Le matériel de base pour bien démarrer
Pas besoin du parc d’un photographe professionnel pour progresser. Un kit d’entrée efficace réunit une source maîtrisable, un modificateur et de quoi déboucher les ombres.
- Une source : un flash cobra orientable ou une lampe continue LED.
- Un modificateur : une softbox ou un parapluie diffusant.
- Un réflecteur : un panneau blanc ou argenté, ou un simple carton recouvert de papier aluminium en dépannage.
- Un trépied : pour garder un cadrage stable et reproductible d’une prise à l’autre.
Avec ce socle et la compréhension des quatre variables (source, qualité, direction, température), on couvre déjà la grande majorité des situations.
FAQ
Qu’est-ce que l’éclairage à trois points ?
C’est le schéma de référence qui associe une lumière principale (key light) pour l’exposition, une lumière d’appoint (fill light) pour adoucir les ombres, et une lumière de contre (back light) pour détacher le sujet du fond.

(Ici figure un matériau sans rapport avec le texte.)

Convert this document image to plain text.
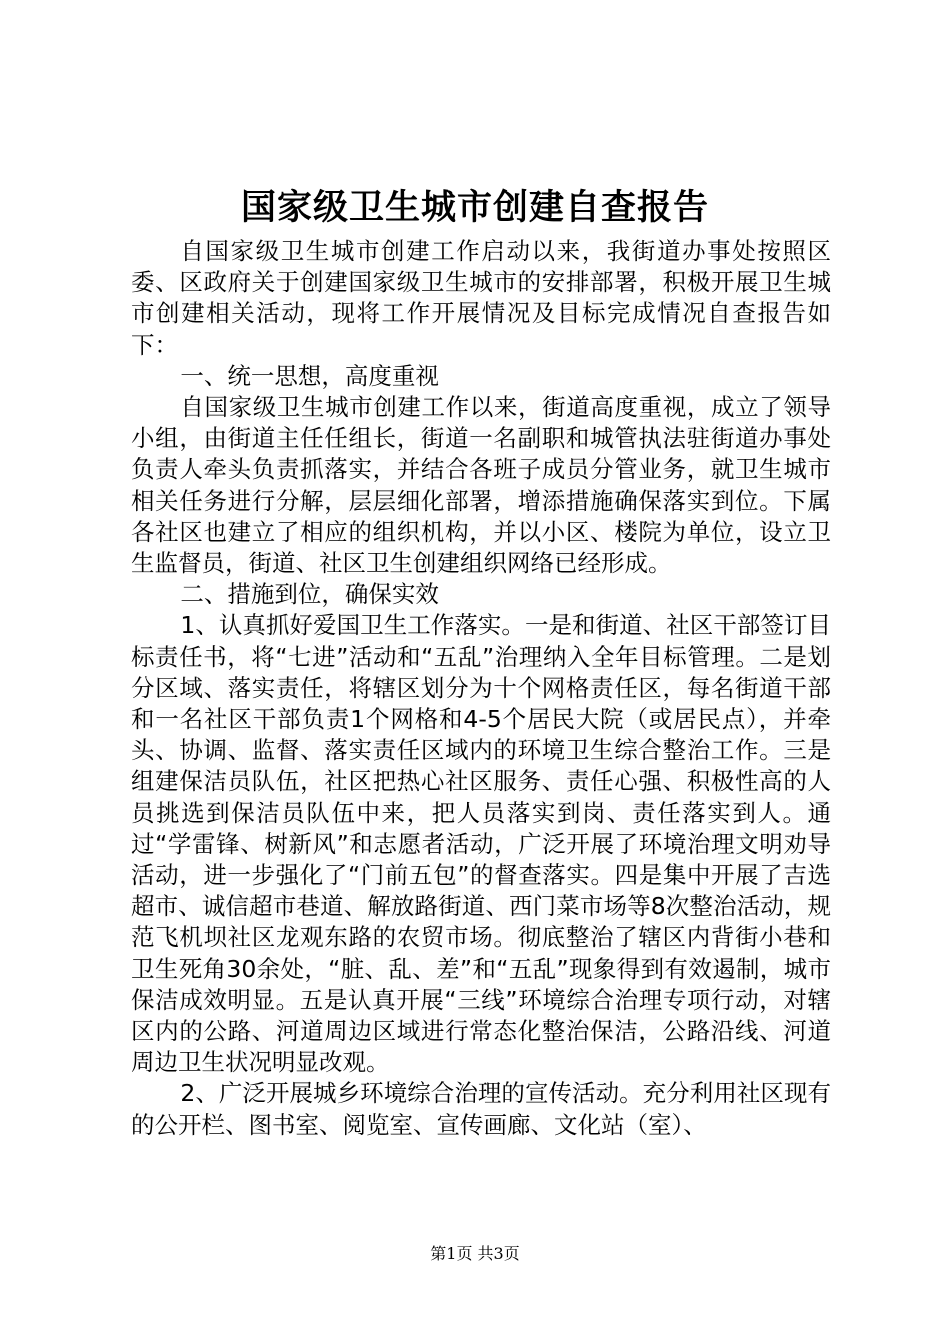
国家级卫生城市创建自查报告

自国家级卫生城市创建工作启动以来，我街道办事处按照区委、区政府关于创建国家级卫生城市的安排部署，积极开展卫生城市创建相关活动，现将工作开展情况及目标完成情况自查报告如下：

一、统一思想，高度重视

自国家级卫生城市创建工作以来，街道高度重视，成立了领导小组，由街道主任任组长，街道一名副职和城管执法驻街道办事处负责人牵头负责抓落实，并结合各班子成员分管业务，就卫生城市相关任务进行分解，层层细化部署，增添措施确保落实到位。下属各社区也建立了相应的组织机构，并以小区、楼院为单位，设立卫生监督员，街道、社区卫生创建组织网络已经形成。

二、措施到位，确保实效

1、认真抓好爱国卫生工作落实。一是和街道、社区干部签订目标责任书，将“七进”活动和“五乱”治理纳入全年目标管理。二是划分区域、落实责任，将辖区划分为十个网格责任区，每名街道干部和一名社区干部负责1个网格和4-5个居民大院（或居民点），并牵头、协调、监督、落实责任区域内的环境卫生综合整治工作。三是组建保洁员队伍，社区把热心社区服务、责任心强、积极性高的人员挑选到保洁员队伍中来，把人员落实到岗、责任落实到人。通过“学雷锋、树新风”和志愿者活动，广泛开展了环境治理文明劝导活动，进一步强化了“门前五包”的督查落实。四是集中开展了吉选超市、诚信超市巷道、解放路街道、西门菜市场等8次整治活动，规范飞机坝社区龙观东路的农贸市场。彻底整治了辖区内背街小巷和卫生死角30余处，“脏、乱、差”和“五乱”现象得到有效遏制，城市保洁成效明显。五是认真开展“三线”环境综合治理专项行动，对辖区内的公路、河道周边区域进行常态化整治保洁，公路沿线、河道周边卫生状况明显改观。

2、广泛开展城乡环境综合治理的宣传活动。充分利用社区现有的公开栏、图书室、阅览室、宣传画廊、文化站（室）、

第1页 共3页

Le dosage entre ces trois sources règle le contraste et le relief de l’image.
Quelle différence entre key light et fill light ?
La key light est la source dominante : elle fixe la direction et l’intensité principale de l’éclairage. La fill light est secondaire et plus faible ; elle comble les ombres créées par la key light sans les supprimer. Leur rapport détermine le contraste final.
Softbox ou parapluie pour débuter ?
Le parapluie diffuse vite et large, à moindre coût. La softbox offre plus de contrôle et des ombres mieux dessinées, préférable dès que la précision compte, en portrait soigné ou en photo de produit.
Faut-il privilégier la lumière naturelle ou artificielle ?
La lumière naturelle est douce et gratuite, mais variable selon l’heure et la météo. La lumière artificielle, flash ou continue, garantit une constance indispensable dès qu’il faut reproduire le même rendu sur une série. Le choix dépend du besoin de régularité.